I’ve had clients in my clinic who have caused themselves burns due to friction from overusing massage guns! Don’t do this!! Better to use the gun for shorter durations of time and at lighter pressures.
3. Hot/Cold Therapy
There are a few studies that show creatine kinase levels (an enzyme that may indicate recent muscle damage) are similarly lower after both. Some research suggests hot and cold (rather than just hot or cold) has a pumping/flushing effect, which might help further improve your recovery process.
Again, I recommend the temperature that you prefer and works best for you.
Some athletes use giant stand-in/sit-in freezers for cryotherapy, infrared saunas, plunge pools, and hot baths. There can be a cost barrier though, but you don’t have to invest a lot of money to reap the benefits of hot/cold therapy.
Personally, I alternate between using a sauna blanket and swimming in the ocean. Check with your gym to see if they have a sauna/steam room — many gyms offer these for free!
4. Alternative Medicine: Cupping, Gua Sha (Muscle Scraping), and Acupuncture
Ancient Chinese techniques claiming to increase circulation and “remove toxins” certainly cause some controversy in the therapeutic communities. (The fact that they can be performed without a license in some countries definitely doesn’t help.) The most common of these techniques are:
- Cupping, where practitioners use a cup to vacuum the skin and muscles away from the body, loosening stuck tissues and creating a round bruise.
- Gua sha, which uses a tool (made of bull horn, stone, or metal) to scrape along muscle fibers, again causing localized bruising.
- Acupuncture, where tiny needles are inserted at specific points to alleviate pain.
In all three techniques, some research shows an acute, local increase in circulation and immune response, while other research shows little to none.
But most studies DO show a reduction in reported pain by patients. This is an important factor to consider in the 2,000+ year continued use of these techniques. Athletes are always chasing ways to relieve muscle tension and pain.
Two studies published recently found that regular gua sha improves relative perceived exertion (RPE) when Olympic lifters performed cleans and snatches at 85% of their 1 rep maximum.
This is certainly something I have seen in my own patients who come in for cupping/gua sha before a competition. I can think of a few who hit new PRs in the days after such therapies.
The best way to know for sure what works is to try it yourself. If you find relief in these methods, by all means, use them to your advantage!
Practicing mindfulness is a great method to manage stress and anxiety, which in turn helps with sleep and muscle recovery.
There are many apps and tools out there to practice mindfulness and meditation. I personally use Headspace, but if you don’t want to download/buy an app, there’s a plethora of guided meditations on YouTube you can use for free.
Another method I tried and liked, especially when I was working long night shifts in the British military, was the Wim Hof Method. I found essentially hyperventilating and learning to control your breath to eventually cause an oxygen deficit can be incredibly calming and energizing. This method does come with some risks though, so use at your own discretion!

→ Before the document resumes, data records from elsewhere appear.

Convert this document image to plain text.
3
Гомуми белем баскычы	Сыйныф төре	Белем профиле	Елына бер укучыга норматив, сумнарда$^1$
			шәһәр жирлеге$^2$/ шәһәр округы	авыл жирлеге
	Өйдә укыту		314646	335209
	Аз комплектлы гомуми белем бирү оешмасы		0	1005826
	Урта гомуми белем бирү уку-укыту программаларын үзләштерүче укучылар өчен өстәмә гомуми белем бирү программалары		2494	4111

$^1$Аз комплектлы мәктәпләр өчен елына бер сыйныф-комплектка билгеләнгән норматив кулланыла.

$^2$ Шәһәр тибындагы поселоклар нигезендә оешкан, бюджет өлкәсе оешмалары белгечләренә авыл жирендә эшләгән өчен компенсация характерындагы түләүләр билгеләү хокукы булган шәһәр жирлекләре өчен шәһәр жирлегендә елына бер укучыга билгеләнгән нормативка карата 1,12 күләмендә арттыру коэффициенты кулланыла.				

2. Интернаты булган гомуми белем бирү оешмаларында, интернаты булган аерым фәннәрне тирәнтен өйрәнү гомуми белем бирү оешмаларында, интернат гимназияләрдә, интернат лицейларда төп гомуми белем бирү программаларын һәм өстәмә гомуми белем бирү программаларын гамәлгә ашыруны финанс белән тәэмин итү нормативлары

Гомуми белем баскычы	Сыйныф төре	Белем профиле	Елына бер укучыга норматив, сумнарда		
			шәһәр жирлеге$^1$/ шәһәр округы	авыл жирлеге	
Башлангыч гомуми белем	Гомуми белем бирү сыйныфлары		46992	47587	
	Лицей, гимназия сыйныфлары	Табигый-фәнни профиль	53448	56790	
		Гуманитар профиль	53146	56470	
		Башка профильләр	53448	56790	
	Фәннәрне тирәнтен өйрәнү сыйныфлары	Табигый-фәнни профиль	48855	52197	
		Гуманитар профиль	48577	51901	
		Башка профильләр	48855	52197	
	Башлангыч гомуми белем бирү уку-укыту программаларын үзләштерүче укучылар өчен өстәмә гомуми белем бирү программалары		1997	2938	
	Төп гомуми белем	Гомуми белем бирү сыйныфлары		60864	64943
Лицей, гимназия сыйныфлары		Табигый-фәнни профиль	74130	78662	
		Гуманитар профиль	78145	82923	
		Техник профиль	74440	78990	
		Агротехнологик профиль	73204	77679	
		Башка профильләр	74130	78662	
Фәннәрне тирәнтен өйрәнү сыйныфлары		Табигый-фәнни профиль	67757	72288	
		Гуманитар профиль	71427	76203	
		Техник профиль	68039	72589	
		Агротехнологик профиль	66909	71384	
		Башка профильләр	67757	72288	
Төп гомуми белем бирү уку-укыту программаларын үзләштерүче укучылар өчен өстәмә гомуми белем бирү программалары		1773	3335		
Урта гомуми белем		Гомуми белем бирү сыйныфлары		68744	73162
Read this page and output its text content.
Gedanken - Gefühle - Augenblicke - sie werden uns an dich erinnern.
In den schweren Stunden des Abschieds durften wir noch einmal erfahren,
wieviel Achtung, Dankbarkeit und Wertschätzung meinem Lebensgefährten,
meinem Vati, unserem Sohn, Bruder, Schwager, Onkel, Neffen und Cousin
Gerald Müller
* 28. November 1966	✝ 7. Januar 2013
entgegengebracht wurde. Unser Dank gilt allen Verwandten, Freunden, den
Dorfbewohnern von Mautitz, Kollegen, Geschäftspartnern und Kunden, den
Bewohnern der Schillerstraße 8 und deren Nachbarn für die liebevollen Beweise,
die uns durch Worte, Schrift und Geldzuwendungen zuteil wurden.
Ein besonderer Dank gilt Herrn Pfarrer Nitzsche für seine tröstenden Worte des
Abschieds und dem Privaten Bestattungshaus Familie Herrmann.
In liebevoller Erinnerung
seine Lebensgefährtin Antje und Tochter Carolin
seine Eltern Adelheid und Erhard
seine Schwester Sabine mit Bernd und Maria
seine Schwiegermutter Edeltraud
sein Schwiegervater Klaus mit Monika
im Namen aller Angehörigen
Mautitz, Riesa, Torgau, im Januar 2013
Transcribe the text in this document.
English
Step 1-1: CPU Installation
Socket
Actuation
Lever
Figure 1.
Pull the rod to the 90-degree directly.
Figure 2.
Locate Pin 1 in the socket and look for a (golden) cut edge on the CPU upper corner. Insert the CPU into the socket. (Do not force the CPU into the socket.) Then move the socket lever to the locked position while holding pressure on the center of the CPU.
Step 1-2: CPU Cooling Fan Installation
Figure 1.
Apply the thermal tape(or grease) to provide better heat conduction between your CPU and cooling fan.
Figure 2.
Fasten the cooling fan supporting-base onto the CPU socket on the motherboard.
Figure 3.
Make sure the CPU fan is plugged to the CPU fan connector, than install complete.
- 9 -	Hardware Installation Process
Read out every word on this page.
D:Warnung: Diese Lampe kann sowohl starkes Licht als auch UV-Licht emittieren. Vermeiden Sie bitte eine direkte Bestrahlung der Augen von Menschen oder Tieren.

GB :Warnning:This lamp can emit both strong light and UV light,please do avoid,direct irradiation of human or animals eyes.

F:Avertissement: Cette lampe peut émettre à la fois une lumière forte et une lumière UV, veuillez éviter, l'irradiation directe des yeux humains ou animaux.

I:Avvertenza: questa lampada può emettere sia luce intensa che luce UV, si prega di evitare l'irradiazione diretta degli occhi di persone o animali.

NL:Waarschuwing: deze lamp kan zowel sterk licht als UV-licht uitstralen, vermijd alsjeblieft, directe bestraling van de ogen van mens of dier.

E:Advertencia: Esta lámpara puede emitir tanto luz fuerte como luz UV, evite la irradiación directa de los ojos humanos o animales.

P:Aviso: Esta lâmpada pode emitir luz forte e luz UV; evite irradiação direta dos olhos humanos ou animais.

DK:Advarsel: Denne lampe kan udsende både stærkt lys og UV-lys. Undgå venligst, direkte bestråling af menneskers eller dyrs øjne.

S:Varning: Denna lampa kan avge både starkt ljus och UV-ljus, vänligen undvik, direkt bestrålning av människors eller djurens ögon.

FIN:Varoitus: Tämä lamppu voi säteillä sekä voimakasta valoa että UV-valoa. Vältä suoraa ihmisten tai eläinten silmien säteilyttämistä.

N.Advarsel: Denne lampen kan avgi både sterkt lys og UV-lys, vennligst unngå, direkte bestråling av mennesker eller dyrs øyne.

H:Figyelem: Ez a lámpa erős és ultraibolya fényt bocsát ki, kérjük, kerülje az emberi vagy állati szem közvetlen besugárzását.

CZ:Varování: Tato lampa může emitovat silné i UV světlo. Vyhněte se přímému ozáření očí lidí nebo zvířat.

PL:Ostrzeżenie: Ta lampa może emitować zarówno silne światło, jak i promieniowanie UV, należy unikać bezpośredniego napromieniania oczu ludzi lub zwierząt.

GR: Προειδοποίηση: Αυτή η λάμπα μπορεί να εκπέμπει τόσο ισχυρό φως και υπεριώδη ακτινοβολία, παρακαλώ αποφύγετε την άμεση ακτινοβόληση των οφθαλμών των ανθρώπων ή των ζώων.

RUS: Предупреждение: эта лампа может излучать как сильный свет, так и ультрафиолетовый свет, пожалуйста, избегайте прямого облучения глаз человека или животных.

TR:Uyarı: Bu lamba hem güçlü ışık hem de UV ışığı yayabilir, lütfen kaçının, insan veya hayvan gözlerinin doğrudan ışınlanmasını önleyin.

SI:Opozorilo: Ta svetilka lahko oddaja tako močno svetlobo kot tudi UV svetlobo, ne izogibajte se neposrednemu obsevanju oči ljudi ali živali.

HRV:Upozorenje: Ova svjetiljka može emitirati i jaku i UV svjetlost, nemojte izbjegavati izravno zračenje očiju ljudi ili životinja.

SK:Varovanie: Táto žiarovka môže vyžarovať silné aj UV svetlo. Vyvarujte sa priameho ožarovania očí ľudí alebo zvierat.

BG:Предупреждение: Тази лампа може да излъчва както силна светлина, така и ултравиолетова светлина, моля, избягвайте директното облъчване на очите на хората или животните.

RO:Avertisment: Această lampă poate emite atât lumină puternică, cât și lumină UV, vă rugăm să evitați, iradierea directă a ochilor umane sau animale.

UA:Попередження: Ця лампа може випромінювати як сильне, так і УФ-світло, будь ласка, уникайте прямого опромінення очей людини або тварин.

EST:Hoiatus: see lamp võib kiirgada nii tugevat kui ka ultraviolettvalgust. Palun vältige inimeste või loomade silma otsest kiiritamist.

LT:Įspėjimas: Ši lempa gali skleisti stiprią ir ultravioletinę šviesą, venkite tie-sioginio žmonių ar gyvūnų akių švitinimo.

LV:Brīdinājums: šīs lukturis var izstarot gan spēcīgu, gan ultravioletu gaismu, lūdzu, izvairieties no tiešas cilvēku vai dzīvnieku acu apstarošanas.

So, which of these methods is best for speeding up muscle recovery? I believe the greatest factor in recovery for all athletes is RPF or RPR (relative perceived fatigue/recovery).
Athletes who believe they’re recovered and feel fresh/mobile often perform better than those who believe they’re fatigued. This is basically the sports therapist philosopher’s equivalent of “I think therefore I am.”
Try a few of these methods out, find what works best for YOU, believe in your process, and see the hard work pay off.